И еще странность. Потом, много позже, пытаясь анатомировать возникавшие тогда ощущения, многие из донов воспользовались одним и тем же сравнением: состояние их было сродни тому, которое испытывает убийца, слишком поздно обнаруживший, что на месте преступления забыл свое мемо. Другими словами, еще не понимая, в чем дело, они восприняли мальчонку на четвереньках как смертельную улику против себя.
– Он сумасшедший! – эта догадка тоже пришла одновременно ко всем и была прошептана хором.
Еще по инерции они шли вперед по направлению к мальчику-насекомому, но шаг замедлили. Потом и вовсе остановились, охваченные уличающим ужасом.
Когда парнишка приблизился, у каждого из них мелькнуло: «Я его знаю, я его где-то видел, хоть убей, не пойму где».
Он двигался быстро и, главное, целеустремленно – непосредственно к Дону. «Он тоже знает меня, то есть не меня – Дона-папу!»
Когда мальчишка кинулся на Дона, тот невольно попятился, но сделал это недостаточно быстро – и парень вцепился зубами в его икру. Дон вскрикнул, попытался сбросить его с ноги, но паренек сцепил челюсти не хуже бульдога, лишь в воздух взлетел да грохнулся коленями оземь.
– Да отцепите от меня эту тварь!
Мальчишку схватили за ноги, сдуру потянули, Дон завопил от боли, тогда кто-то насильно разжал парню челюсти и его, злобно урчащего горлом, отбивающегося безумно, наконец оттащили от Дона прочь.
В тот миг догадка, страшная догадка уже пришла к каждому, хотя словами и не оформилась. Но действие ее было достаточно сильным, чтобы три дона, которые старались удержать брыкавшегося мальчишку, растерянно выпустили его из рук. Тот шмякнулся на землю и тут же вновь на карачках заторопился к Дону Уолхову.
В тот же миг догадка осенила и Дона. Он поэтому не отпрыгнул, не попятился, лишь в последнюю секунду рефлекторно повернулся к нападавшему левым – здоровым – боком.
Теперь мальчонка вгрызся ему в бедро. Дон охнул, и это был единственный громкий звук, нарушивший тишину. Наступила пауза, полная разных звуков: неясный говор и крики с соседних улиц, еле слышные взвизги сирены, далекий органный фон непонятного происхождения, свист низко пролетающих бесколесок, а рядом – глухое рычание и что-то похожее на чавкание, с которым мальчонка вгрызался в Донову плоть… То есть пауза самой тихой, самой безукоризненной тишины в мире.

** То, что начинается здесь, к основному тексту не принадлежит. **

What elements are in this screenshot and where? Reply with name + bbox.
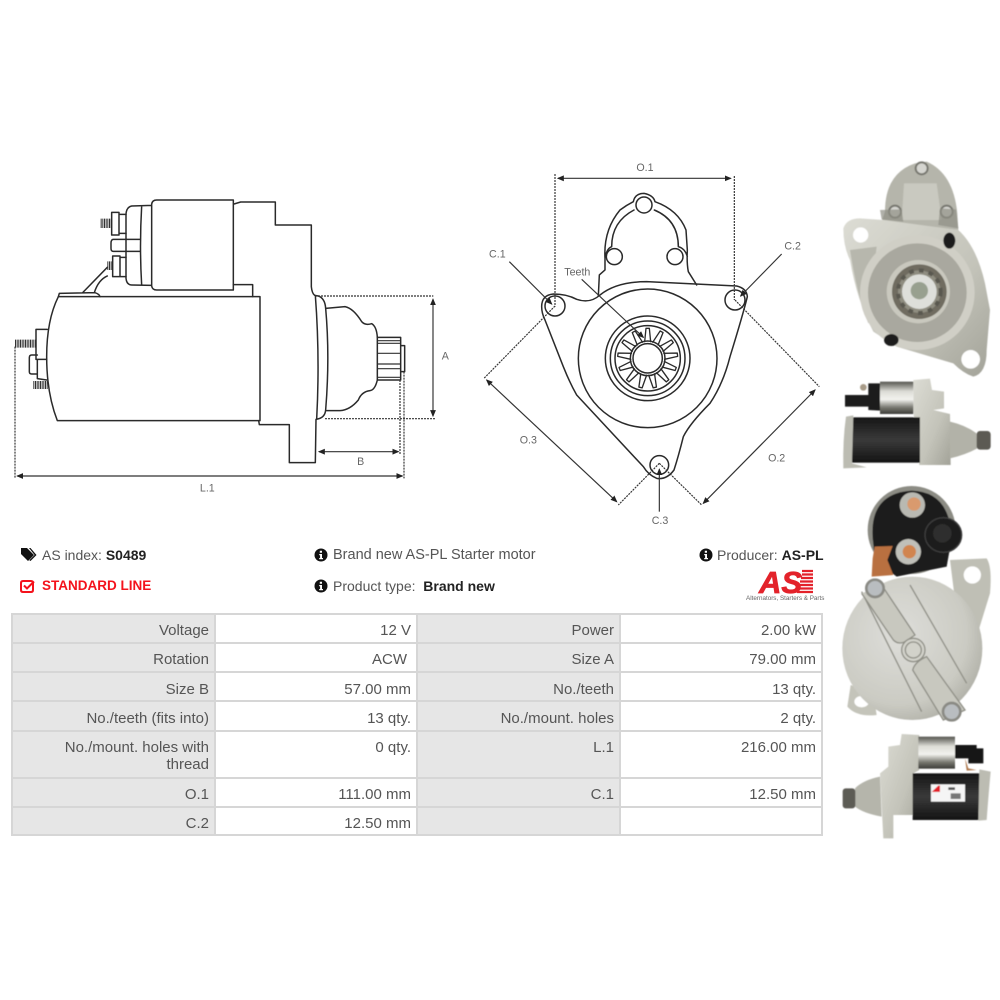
dimension A xyxy=(315,296,450,419)
flange xyxy=(843,218,990,377)
row: No./mount. holes with thread / L.1 xyxy=(13,732,821,777)
end cap xyxy=(978,769,991,821)
upper flange xyxy=(950,558,991,637)
callout C.1 xyxy=(489,249,552,304)
row: Size B / No./teeth xyxy=(13,673,821,700)
dimension O.3 xyxy=(484,306,659,505)
callout C.1: C.1 xyxy=(489,249,506,261)
row: Rotation / Size A xyxy=(13,644,821,671)
motor xyxy=(852,417,920,463)
dimension B xyxy=(319,380,400,468)
callout Teeth xyxy=(564,266,643,337)
drive housing xyxy=(880,734,919,838)
row: O.1 / C.1: C.1 xyxy=(591,786,614,803)
header: standard line: STANDARD LINE xyxy=(42,578,151,593)
row: Size B / No./teeth: No./teeth xyxy=(553,681,614,698)
nose xyxy=(855,777,882,817)
dimension A: A xyxy=(442,351,450,363)
icon: info xyxy=(314,548,328,562)
gear xyxy=(843,788,855,808)
row: O.1 / C.1 xyxy=(13,779,821,806)
row: Rotation / Size A: 79.00 mm xyxy=(749,651,816,668)
mounting lug xyxy=(598,193,697,296)
dimension L.1: L.1 xyxy=(200,482,215,494)
callout Teeth: Teeth xyxy=(564,266,590,278)
header: product type: Product type: Brand new xyxy=(333,578,495,594)
front view technical drawing xyxy=(484,162,819,527)
row: C.2 xyxy=(13,808,821,834)
row: No./mount. holes with thread / L.1: 0 qty. xyxy=(375,739,411,756)
specifications table xyxy=(11,613,823,836)
motor xyxy=(913,773,981,820)
photo: starter rear view xyxy=(842,486,991,720)
dimension O.1 xyxy=(555,162,734,307)
motor body xyxy=(47,297,260,421)
callout C.3: C.3 xyxy=(652,515,668,527)
row: Size B / No./teeth: 13 qty. xyxy=(772,681,816,698)
row: Voltage / Power: Voltage xyxy=(159,622,209,639)
row: Voltage / Power: 12 V xyxy=(380,622,411,639)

Они наконец узнали его. Это был тот самый белобрысый сорванец, которого Дон встретил на Хуан Корф. «Дядь, подержи коробочку!» Но тогда это был совершенно нормальный парень, сейчас же он превратился в буйного сумасшедшего. И каждый сделал для себя вывод – неизбежный, нежеланный, страшный. Им хотелось всеми силами этот вывод от себя скрыть – МЫ СВЕЛИ С УМА ВСЕХ ДЕТЕЙ СТОПАРИЖА!
Вот именно – МЫ.
До этого они говорили – мы (или там Дон, или, еще дальше, Фальцетти) совершили массовое убийство всех стопарижан, чтобы занять своим сознанием их тела. Но слово «убийство», при всей своей справедливости применительно к тому, что произошло, все-таки не связывалось у них окончательно с тем, другим, словом «убийство», которое им приходилось произносить раньше. Не было крови, не было того ужасного перехода от живого человека к бессмысленному, чуждому муляжу – трупу. Habeas corpus, господа, habeas corpus! Все «убитые» остались живы и здоровы в меру своих возможностей. Правда, возникший хаос уже в первые минуты после Инсталляции привел к некоторым смертям и увечьям, и вина за них также лежала на донах (Доне, Фальцетти), она тоже не воспринималась прямой виной – эти убийства совершались не ими и не по их воле, просто кто-то с кем-то где-то сцепился. Слово «убийство» имело для них смысл совершенно абстрактный, а абстрактное убийство совсем не так страшно, как настоящее, и совесть убийцы оно совсем не так тяготит.